Mikkel Emil Jensen, an equity analyst at Sydbank, warned that customer activity following the recent reopening of the Danish economy is unlikely to continue.
"Especially on the revenue side, there is a lack of quality," Jensen said.
Impairments lower than expected
Another significant driver of Danish banks' improved expectations is the low impairment charges they are recording as government support measures such as salary compensation and deferred taxation have largely mitigated the impact of the coronavirus crisis on companies, said Thinggaard.
"The banks' credit quality is excellent right now. So there is not really this COVID-19 issue that one could have feared a year ago," he said.

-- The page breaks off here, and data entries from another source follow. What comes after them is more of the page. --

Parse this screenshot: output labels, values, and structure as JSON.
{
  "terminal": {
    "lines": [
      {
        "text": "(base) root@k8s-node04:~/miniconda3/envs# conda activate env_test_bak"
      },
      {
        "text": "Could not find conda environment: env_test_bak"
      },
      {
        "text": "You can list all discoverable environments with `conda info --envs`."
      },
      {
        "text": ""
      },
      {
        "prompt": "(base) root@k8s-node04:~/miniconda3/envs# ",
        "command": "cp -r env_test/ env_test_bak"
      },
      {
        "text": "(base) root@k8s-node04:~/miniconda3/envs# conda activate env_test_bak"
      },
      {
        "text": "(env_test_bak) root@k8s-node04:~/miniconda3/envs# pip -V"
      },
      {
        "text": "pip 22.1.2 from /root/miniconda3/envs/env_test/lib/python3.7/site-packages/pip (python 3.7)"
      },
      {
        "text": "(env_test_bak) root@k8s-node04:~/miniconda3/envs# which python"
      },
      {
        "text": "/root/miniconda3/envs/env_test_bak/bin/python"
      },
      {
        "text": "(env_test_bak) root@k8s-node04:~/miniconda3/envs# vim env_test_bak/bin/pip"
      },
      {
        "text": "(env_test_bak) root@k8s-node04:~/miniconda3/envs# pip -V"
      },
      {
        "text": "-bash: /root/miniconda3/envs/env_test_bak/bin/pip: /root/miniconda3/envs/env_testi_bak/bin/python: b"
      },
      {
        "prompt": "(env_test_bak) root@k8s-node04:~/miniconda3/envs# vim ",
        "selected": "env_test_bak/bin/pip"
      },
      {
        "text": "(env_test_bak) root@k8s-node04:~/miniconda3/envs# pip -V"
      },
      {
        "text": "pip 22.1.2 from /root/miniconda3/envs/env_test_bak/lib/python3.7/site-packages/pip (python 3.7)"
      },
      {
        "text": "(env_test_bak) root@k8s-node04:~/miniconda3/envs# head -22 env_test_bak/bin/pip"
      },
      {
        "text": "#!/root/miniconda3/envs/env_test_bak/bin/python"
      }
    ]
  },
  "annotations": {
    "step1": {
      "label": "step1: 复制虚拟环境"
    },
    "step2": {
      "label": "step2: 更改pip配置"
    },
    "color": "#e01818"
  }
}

In the Danish central bank's latest lending survey, published July 8, almost half of the 17 surveyed banks reported a decrease in the share of loan impairments for both private and corporate customers from the first to the second quarter of 2021.
For Danske Bank, lowering its full-year impairment guidance to 1.5 billion kroner from 3.5 billion kroner was a key driver of its net profit guidance upgrade. The bank recorded impairment charges of 443 million kroner in the first quarter, and it expects this number to drop to 200 million kroner in the second, down from the respective 4.34 billion kroner and 1.10 billion kroner in the first two quarters of last year.
'Zombie exposure'
Yet Thinggaard said it is too early to conclude that no problems will emerge from the crisis as the pandemic is likely to result in changing consumer behaviors that will put some companies' business models under pressure once state support ends.
"When it comes to impairments, I still have some reservations, even if the banks say there are no problems here and now," Thinggaard said. "One cannot rule out that there is a certain element of zombie exposure at the banks, as we have not seen which companies are going to survive on the other side of the massive state support granted to them."
Any potential issues may only be visible from next year, when banks risk facing a rise in impairment charges, Thinggaard said.
Jensen at Sydbank agreed that there is still "some uncertainty associated with the repayment of the large bill to the state" that companies will face once tax deferral schemes end, but said even if bankruptcies were to rise as a result, Danish banks have already set aside sufficient buffers to absorb potential losses without an impact on future financial results.
Danish banks took impairment charges worth a total of 12.86 billion kroner in 2020, up from 2.76 billion kroner a year earlier, according to S&P Global Market Intelligence data, and, as such, front-loaded potential pandemic-related losses.
As of July 14, US$1 was equivalent to 6.29 Danish kroner.